OK, you are doing what I thought, then, controlling the water temp in the HLT, not really the wort. And yes, constantly moving the wort through that would certainly eventually equalize. I already had the strike temperature thing figured out. You'll still have the heat losses in the hoses, etc, but they're made up for by running the wort through the hot water continuously.
Took a minute, but yep, I got ya. That's a guaranteed no-scorch way to do it, too. Anytime you're applying extreme heat directly to the wort, there's a scorch risk. I get it. I could do the same with two kettles, using the boil kettle first as HLT, then draining it when it's time to boil, but I think I'd be just as happy with a PWM/PID on a heat source under one kettle for mash temperature control. No plastic on the hot side that way. I'm not a fan of plastic in a hot process. Dunno why and can't explain it, but I just don't like it. That's the one step (putting the wort in a holding bucket before boil) that I REALLY want to eliminate. I think I'd much rather keep it warm while I'm sparging. Again, I have no answer for that way of thinking, other than it just seems like the right thing to do. Can't do that in a plastic bucket.
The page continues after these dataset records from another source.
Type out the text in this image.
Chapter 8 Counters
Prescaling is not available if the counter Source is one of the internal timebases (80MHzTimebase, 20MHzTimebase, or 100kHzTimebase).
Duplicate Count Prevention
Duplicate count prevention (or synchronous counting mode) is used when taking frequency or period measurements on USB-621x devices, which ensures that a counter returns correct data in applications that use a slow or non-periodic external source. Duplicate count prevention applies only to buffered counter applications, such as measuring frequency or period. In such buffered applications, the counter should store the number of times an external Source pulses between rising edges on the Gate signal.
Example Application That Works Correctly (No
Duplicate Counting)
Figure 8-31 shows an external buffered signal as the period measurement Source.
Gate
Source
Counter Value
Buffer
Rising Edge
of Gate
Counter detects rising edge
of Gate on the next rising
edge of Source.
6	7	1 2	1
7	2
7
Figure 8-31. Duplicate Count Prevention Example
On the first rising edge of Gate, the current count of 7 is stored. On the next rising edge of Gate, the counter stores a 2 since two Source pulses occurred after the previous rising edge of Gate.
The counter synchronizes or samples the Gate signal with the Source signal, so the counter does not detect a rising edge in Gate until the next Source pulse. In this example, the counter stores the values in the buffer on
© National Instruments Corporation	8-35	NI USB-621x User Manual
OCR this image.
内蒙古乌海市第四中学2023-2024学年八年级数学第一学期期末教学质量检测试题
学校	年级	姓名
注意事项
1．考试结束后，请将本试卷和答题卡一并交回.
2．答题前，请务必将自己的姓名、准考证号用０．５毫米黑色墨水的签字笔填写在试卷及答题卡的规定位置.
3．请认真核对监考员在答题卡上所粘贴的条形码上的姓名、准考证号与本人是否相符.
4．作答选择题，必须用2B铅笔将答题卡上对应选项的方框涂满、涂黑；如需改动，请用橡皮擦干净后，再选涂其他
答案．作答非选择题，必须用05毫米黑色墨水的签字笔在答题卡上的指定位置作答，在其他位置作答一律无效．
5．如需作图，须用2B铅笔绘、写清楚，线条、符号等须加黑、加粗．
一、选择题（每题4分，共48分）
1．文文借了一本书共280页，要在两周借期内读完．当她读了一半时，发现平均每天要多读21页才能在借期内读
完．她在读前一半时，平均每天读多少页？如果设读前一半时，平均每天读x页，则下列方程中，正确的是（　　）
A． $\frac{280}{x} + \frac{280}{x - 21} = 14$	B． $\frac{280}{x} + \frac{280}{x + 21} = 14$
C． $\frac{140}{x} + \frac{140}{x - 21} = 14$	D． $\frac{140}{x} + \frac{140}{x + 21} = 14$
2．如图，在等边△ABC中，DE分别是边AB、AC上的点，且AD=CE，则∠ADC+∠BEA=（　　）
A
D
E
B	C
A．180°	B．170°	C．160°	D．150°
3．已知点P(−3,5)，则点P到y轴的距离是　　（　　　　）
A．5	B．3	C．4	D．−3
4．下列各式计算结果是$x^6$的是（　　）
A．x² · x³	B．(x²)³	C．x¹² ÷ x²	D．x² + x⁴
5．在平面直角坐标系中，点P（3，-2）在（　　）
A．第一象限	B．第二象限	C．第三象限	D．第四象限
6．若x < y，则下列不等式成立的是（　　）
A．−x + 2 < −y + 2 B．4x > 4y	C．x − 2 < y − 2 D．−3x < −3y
My only point is that its not energy efficient to heat water to heat something else. Does it produce a higher quality product? Probably, otherwise why would the Big Boys do it that way (with steam rather than hot water)? There's too much energy loss in heat exchangers and piping if the goal is to reduce the energy costs. Thermodynamics explained that to me back in the early 80's. IIRC, Alan's original post was about reducing his energy cost in his brewing. I don't think what he has drawn there is gonna do it. I tagged on to it because it's the opposite of what I'm thinking about doing, going gas to electric. Electric is certainly a lot more controllable where you need a lot of control.